3.3 Error 3 (plates incubated upright): Upright incubation causes condensation to form on the inner surface of the lid and drip back down onto the colonies, spreading them and merging separate colonies into one — leading to undercounting and inaccuracy. Correction: invert all plates (agar-side up) before placing them in the incubator. (1 mark identify + 1 mark correction per error.)
Q4.1 — Safe/unsafe column
Week 1: 0 CFU/100 mL — Safe. Week 2: 0 CFU/100 mL — Safe. Week 3: 4 CFU/100 mL — Unsafe. Week 4: 7 CFU/100 mL — Unsafe. Threshold used: fewer than 1 CFU of E. coli per 100 mL (Australian Drinking Water Guidelines). (1 mark for all rows correctly labelled and guideline stated.)
Q4.2 — Why E. coli as indicator
E. coli is used as an indicator because (1) its presence reliably signals faecal contamination, meaning other faecal pathogens (Salmonella, Campylobacter, Cryptosporidium) are likely present — it is a practical proxy for the full spectrum of faecal risk; and (2) it is easy and quick to culture on selective media, inexpensive, and straightforward to count. Testing directly for every possible pathogen individually would be prohibitively time-consuming and expensive for routine monitoring. (2 marks: 1 for indicator/proxy rationale; 1 for practical/cost-efficiency reason.)

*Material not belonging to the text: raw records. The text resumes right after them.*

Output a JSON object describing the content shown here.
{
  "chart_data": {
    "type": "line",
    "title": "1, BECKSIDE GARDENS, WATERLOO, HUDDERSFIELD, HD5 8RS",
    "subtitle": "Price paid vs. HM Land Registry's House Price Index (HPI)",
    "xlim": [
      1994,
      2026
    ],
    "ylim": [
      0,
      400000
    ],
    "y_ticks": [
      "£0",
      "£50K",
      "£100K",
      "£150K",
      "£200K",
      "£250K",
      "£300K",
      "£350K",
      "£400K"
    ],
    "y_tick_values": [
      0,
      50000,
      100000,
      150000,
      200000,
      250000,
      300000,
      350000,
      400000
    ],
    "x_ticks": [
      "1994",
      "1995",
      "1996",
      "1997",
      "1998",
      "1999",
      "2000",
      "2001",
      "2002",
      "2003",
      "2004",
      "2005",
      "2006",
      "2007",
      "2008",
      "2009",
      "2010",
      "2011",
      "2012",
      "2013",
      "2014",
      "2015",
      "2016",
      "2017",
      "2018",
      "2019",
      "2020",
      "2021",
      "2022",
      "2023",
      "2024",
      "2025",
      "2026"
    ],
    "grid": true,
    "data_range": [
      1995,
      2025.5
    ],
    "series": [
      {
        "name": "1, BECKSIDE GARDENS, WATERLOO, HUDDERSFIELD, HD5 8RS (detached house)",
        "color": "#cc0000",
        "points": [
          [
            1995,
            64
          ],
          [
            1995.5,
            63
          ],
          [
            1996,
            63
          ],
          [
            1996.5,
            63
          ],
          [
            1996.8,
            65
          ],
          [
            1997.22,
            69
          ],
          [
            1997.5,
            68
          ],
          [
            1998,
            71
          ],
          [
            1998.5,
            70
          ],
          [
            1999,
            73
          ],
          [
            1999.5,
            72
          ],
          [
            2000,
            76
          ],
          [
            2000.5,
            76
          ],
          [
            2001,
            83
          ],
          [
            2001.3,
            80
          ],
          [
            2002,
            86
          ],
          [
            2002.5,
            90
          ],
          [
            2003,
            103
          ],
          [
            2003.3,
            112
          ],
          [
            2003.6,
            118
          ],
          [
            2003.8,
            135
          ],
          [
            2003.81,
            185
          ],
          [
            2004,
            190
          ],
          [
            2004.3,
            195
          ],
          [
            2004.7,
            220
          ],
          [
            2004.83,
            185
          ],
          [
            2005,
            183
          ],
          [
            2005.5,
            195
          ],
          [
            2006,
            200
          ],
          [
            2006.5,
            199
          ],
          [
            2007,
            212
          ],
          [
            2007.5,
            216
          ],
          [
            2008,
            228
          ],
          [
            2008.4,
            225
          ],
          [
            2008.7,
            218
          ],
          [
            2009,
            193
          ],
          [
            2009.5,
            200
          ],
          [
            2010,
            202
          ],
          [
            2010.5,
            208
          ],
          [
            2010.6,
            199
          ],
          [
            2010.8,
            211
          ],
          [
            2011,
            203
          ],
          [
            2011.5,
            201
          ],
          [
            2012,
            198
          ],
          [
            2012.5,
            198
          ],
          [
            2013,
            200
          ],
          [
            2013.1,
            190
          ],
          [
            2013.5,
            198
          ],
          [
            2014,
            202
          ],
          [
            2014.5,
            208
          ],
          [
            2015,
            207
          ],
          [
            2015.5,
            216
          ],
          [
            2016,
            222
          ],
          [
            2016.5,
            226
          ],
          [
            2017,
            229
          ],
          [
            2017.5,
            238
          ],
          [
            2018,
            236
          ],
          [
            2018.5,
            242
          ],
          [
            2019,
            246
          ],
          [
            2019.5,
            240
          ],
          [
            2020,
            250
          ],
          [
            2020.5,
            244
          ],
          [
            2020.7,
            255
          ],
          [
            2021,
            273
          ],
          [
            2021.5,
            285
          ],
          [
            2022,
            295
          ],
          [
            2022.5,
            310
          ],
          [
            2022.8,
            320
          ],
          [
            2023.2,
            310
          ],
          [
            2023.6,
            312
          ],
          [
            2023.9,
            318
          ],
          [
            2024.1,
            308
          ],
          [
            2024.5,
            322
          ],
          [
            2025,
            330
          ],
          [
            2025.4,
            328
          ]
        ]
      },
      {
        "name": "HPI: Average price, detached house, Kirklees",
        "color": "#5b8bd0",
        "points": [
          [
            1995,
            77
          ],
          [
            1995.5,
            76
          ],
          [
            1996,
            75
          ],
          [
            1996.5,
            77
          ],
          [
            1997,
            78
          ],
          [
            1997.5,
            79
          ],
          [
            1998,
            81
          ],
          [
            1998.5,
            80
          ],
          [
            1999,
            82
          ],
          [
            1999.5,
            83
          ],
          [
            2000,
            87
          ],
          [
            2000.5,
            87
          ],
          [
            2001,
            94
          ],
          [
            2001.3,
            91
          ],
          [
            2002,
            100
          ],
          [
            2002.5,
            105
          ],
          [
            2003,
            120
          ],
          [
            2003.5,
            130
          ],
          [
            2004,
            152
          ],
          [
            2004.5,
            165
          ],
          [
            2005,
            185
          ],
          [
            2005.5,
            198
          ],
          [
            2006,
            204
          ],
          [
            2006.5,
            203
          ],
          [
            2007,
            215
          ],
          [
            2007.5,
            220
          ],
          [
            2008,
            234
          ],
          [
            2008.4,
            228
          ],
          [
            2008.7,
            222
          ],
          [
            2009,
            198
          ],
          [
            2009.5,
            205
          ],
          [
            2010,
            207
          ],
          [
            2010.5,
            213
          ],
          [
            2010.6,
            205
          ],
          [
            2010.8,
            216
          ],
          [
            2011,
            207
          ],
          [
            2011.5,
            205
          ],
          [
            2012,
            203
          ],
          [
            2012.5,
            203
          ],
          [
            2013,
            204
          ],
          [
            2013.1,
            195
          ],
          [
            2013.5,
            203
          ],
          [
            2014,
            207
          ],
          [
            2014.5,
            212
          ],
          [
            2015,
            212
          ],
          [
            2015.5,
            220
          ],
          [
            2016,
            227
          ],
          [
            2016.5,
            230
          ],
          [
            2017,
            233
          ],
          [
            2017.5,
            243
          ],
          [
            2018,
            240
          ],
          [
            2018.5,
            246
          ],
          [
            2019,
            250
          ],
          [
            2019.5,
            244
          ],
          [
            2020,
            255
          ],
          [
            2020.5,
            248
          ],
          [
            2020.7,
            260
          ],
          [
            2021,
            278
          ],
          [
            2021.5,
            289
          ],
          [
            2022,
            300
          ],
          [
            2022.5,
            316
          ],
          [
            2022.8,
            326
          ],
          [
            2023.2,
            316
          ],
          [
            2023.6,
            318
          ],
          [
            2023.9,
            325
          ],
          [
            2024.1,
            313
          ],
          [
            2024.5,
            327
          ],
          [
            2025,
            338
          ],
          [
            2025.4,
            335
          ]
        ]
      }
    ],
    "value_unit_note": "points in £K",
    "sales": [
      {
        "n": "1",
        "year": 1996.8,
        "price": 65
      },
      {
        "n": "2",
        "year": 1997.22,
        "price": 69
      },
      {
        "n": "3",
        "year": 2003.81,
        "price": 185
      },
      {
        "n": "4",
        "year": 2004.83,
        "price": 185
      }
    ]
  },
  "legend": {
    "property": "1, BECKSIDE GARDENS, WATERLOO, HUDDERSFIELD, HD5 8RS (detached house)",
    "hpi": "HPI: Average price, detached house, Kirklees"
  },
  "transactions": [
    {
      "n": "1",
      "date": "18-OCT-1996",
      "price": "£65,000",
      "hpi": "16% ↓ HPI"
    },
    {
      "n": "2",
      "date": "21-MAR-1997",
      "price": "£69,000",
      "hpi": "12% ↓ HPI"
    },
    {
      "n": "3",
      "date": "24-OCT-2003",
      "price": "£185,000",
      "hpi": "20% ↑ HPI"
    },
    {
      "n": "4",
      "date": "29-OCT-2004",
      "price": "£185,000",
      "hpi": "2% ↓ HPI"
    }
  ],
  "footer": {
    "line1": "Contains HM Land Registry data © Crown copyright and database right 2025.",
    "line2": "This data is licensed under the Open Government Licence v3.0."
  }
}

Q4.3 — Reliability limitation
One sample per week means there is no way to assess within-week variability or detect short-term contamination events (e.g. after rainfall or pipe disturbance). A single result could be atypically high or low due to random variation. Reliability requires multiple replicate samples per time point and/or more frequent testing — at minimum, three samples per collection event should be tested to allow averaging and detection of outliers. (1 mark: identifies lack of replication as the limitation with a validity/reliability link; 1 mark: describes a specific improvement.)
Q4.4 — Pathogens not detected by E. coli culture
Accept any two of the following: (1) Viruses (e.g. norovirus, hepatitis A) — viruses cannot grow on nutrient agar because they require living host cells to replicate; they would produce zero colonies regardless of their concentration in the water. (2) Protozoa (e.g. Cryptosporidium parvum, Giardia lamblia) — these are protists, not bacteria; they require a completely different detection method (immunofluorescence microscopy or PCR) and cannot be grown on nutrient agar. (3) Bacteria requiring special media (e.g. Campylobacter) — certain pathogenic bacteria require microaerophilic conditions or specialised selective media not used here; they would not grow under standard nutrient-agar incubation conditions. (1 mark per pathogen type with correct explanation; max 2 marks.)